Non mancano le schede finali dei film. A parte l'eccesso di frammentazione discorsiva dovuta alle troppe note, alle troppe confutazioni o pezze d'appoggio, motivate però dal bisogno di offrire un panorama aggiornato e pressoché esauriente della bibliografia sull'argomento, un bel libro.
di Michele Lupo
Ora, leggendo il volume di Agostinelli quest'aria ammiccante che imperversa nel cicaleccio cinematografaro, che gioca con una lingua da "addetti ai lavori", farebbe capolino da subito essendo il cinema dei Coen ricco di "storia del cinema", dunque idoneo come pochi altri a essere interpretato. Così, il libro è ingolfato di citazioni, articoli apparsi su riviste specializzate, testimonianze, autorecensioni beffarde degli stessi irriverenti fratellini...
Fortuna che Agostinelli il loro cinema se l'è sciroppato a lungo e sa quel che dice. Il suo punto di vista è onestamente schierato a favore di una lettura entusiastica tesa a smentire l'assunto di un cinema autoreferenziale, cosa che piace molto agli ambienti di cui sopra. Contro l'idea che i fiim dei Coen possano ridursi a mero gioco intertestuale e postmoderno con la tradizione filmica, Agostinelli vede bene che il gioco se c'è è serio, dato che investe, attraverso il cinema, l'immaginario stesso dell'America – il che, una lettura delle cose attraverso il filtro delle forme usate per raccontarle, è un modo per un artista legittimo quanto forse obbligato di pronunciarsi.
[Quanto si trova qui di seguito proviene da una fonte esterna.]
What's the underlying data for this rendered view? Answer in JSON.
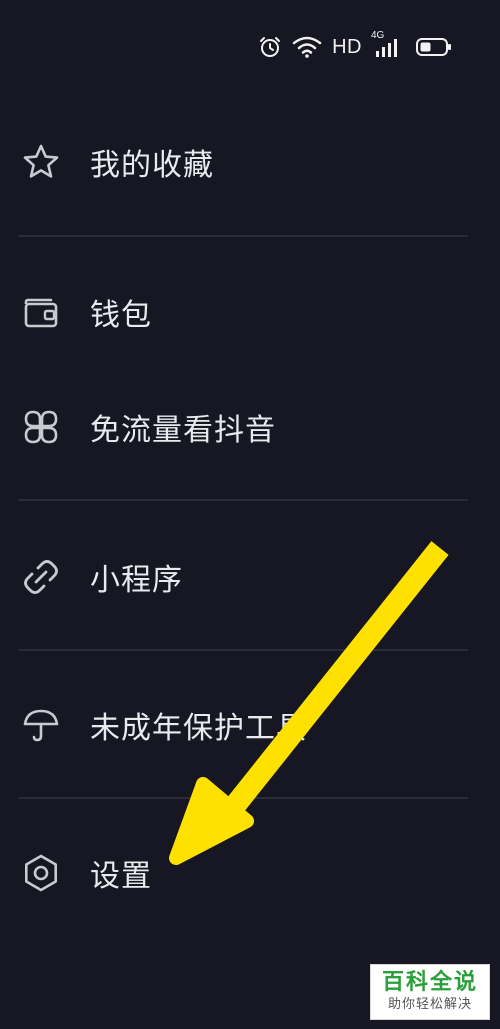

Gli eroi e i miti americani, spesso tradotti nell'intero Occidente, li abbiamo in fondo letti (d)al cinema - nello specifico i due fratelli hanno privilegiato gli antieroi, i perdenti, gli scavezzacollo, gli sbandati anche raffinati per scrivere una critica più etica che politica del capitalismo.
Cinema dunque di personaggi quello dei Coen, segnato secondo Agostinelli da Preston Sturges come da Hitchcock, dentro una lingua sì manierista, spesso di ambientazione noir, non dimentica di Hammett e Chandler, di grande e consapevole sagacia tecnica, per un risultato finale che però mette d'accordo principi autoriali e mercato (fra i pochi, i Coen, ricorda l'autore di questo saggio che possano godere del "final cut", del diritto all'ultima parola a prescindere dalla volontà dei produttori). In otto capitoli, si mostrano "la bottega rinascimentale" dei Coen, una certa idea di lavoro collettivo, analoga a quella dei Taviani, in cui anche fra i due, a prescindere dai titoli di coda, non è chiaro chi ha fatto cosa; il modo di lavorare, il ricorso a oggetti leitmotiv nei singoli film, le stratificazioni plurime sull'inquadratura, i ribaltamenti rispetto alla tradizione, le variazioni alla commedia o al western, lo storyboard hitchcockiano etc. il ventaglio di opinioni su ognuno – personalmente dissentirei sulla gerarchia, trovando Barton Fink, e L'uomo che non c'era ben superiori ad altri.
Non mancano le schede finali dei film. A parte l'eccesso di frammentazione discorsiva dovuta alle troppe note, alle troppe confutazioni o pezze d'appoggio, motivate però dal bisogno di offrire un panorama aggiornato e pressoché esauriente della bibliografia sull'argomento, un bel libro.